The only thing I knew for sure was that I needed Jesus. That truth was implanted in me as a child, I knew I needed to find Him. My first experience learning of God, was through a play about heaven and hell, fire and brimstone. This absolutely shaped my distorted image of God, and that image was of absolute terror and fear. It shaped my beliefs of Him, it shaped my life. Until now.
My early child was marked by abuse. Physical, mental, emotional and sexual abuses. These things were the theme in my home, on a daily basis. Some of those events have left a deep wounds in my soul. My life continued to spiral with people coming and going, helping and then hurting. I found myself in a “loving Christian home” with a couple who said they wanted to help me, and at that time I gave my heart to the Lord. But it wasn’t until I audibly heard Jesus call my name that I actually began looking for relief. Unfortunately, I didn’t know how to find Him. My adopted family told me God told them “we no longer are to be your family” so once again, I found myself alone and searching for love. I began surfing the internet, but was sucked deep into the new age realm which caused doors to open and, I spiraled out of control again. Fear coupled with anxiety, nightmares and torment, forced me to spend time in God’s Word which drew me closer to Jesus, but there were doors I had opened that I just didn’t know how to close. I felt caged. I was so broken, fearful and unworthy; how could Jesus ever love me…Then, Narrow Gate 2 Narrow Path agreed to help me. They stepped in and led me to look at my life which really allowed me to see it from a different angle, one I had never seen before. My NG2NP sessions showed me how to understand the importance of forgiveness, to forgive like Jesus, even those who had hurt me so horribly. But mostly, it allowed me to accept Jesus. My sessions showed me how His work on the cross means I need to forgive myself. Narrow Gate helped me to be able to close the door of shame and guilt and to walk in my True Identity in Christ. In Jesus Christ I am truly free.

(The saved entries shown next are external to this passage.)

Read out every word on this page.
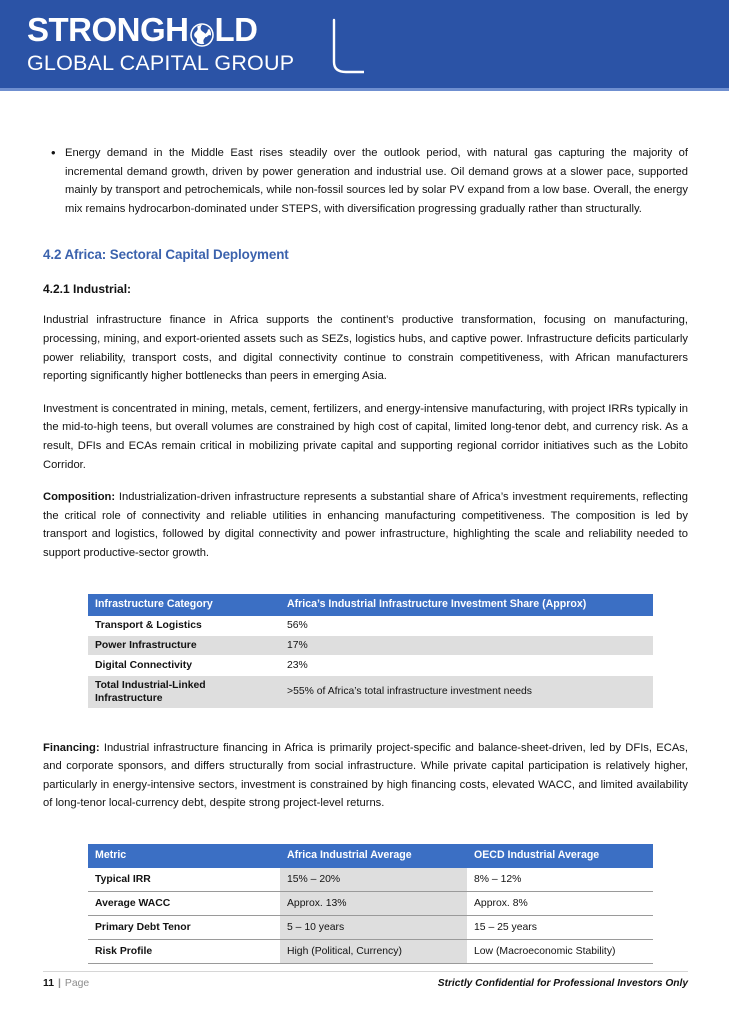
STRONGH LD
GLOBAL CAPITAL GROUP
• Energy demand in the Middle East rises steadily over the outlook period, with natural gas capturing the majority of incremental demand growth, driven by power generation and industrial use. Oil demand grows at a slower pace, supported mainly by transport and petrochemicals, while non-fossil sources led by solar PV expand from a low base. Overall, the energy mix remains hydrocarbon-dominated under STEPS, with diversification progressing gradually rather than structurally.
4.2 Africa: Sectoral Capital Deployment
4.2.1 Industrial:

Industrial infrastructure finance in Africa supports the continent’s productive transformation, focusing on manufacturing, processing, mining, and export-oriented assets such as SEZs, logistics hubs, and captive power. Infrastructure deficits particularly power reliability, transport costs, and digital connectivity continue to constrain competitiveness, with African manufacturers reporting significantly higher bottlenecks than peers in emerging Asia.

Investment is concentrated in mining, metals, cement, fertilizers, and energy-intensive manufacturing, with project IRRs typically in the mid-to-high teens, but overall volumes are constrained by high cost of capital, limited long-tenor debt, and currency risk. As a result, DFIs and ECAs remain critical in mobilizing private capital and supporting regional corridor initiatives such as the Lobito Corridor.

Composition: Industrialization-driven infrastructure represents a substantial share of Africa’s investment requirements, reflecting the critical role of connectivity and reliable utilities in enhancing manufacturing competitiveness. The composition is led by transport and logistics, followed by digital connectivity and power infrastructure, highlighting the scale and reliability needed to support productive-sector growth.

Infrastructure Category	Africa’s Industrial Infrastructure Investment Share (Approx)
Transport & Logistics	56%
Power Infrastructure	17%
Digital Connectivity	23%
Total Industrial-Linked Infrastructure	>55% of Africa’s total infrastructure investment needs

Financing: Industrial infrastructure financing in Africa is primarily project-specific and balance-sheet-driven, led by DFIs, ECAs, and corporate sponsors, and differs structurally from social infrastructure. While private capital participation is relatively higher, particularly in energy-intensive sectors, investment is constrained by high financing costs, elevated WACC, and limited availability of long-tenor local-currency debt, despite strong project-level returns.

Metric	Africa Industrial Average	OECD Industrial Average
Typical IRR	15% – 20%	8% – 12%
Average WACC	Approx. 13%	Approx. 8%
Primary Debt Tenor	5 – 10 years	15 – 25 years
Risk Profile	High (Political, Currency)	Low (Macroeconomic Stability)
11 | Page	Strictly Confidential for Professional Investors Only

I am so grateful, thank you Narrow Gate! No more weights no more shame, no more caging myself. This ministry was truly effective in helping me to understand and apply the love of Jesus, the cross and His blood to my life and set me free from all the lies and schemes of the enemy. My ministry team were kind, attentive and nonjudgmental. They encouraged me through the harder moments and spoke life pulling me through the most difficult memories.
I absolutely would recommend NG2NP to anyone. I think everyone would benefit from their own personal Narrow Gate 2 Narrow Path experience. My sessions were incredibly helpful assisting me in looking at fears and strongholds that needed to be broken off. Having the NG2NP After Care Ministry team for prayer and encouragement was an amazing asset. Finding the peace and confidence to go directly to Jesus and to trust in His complete love for me has changed my life forever.
Thank you, Narrow Gate2 Narrow Path! Thank You Jesus! I am free!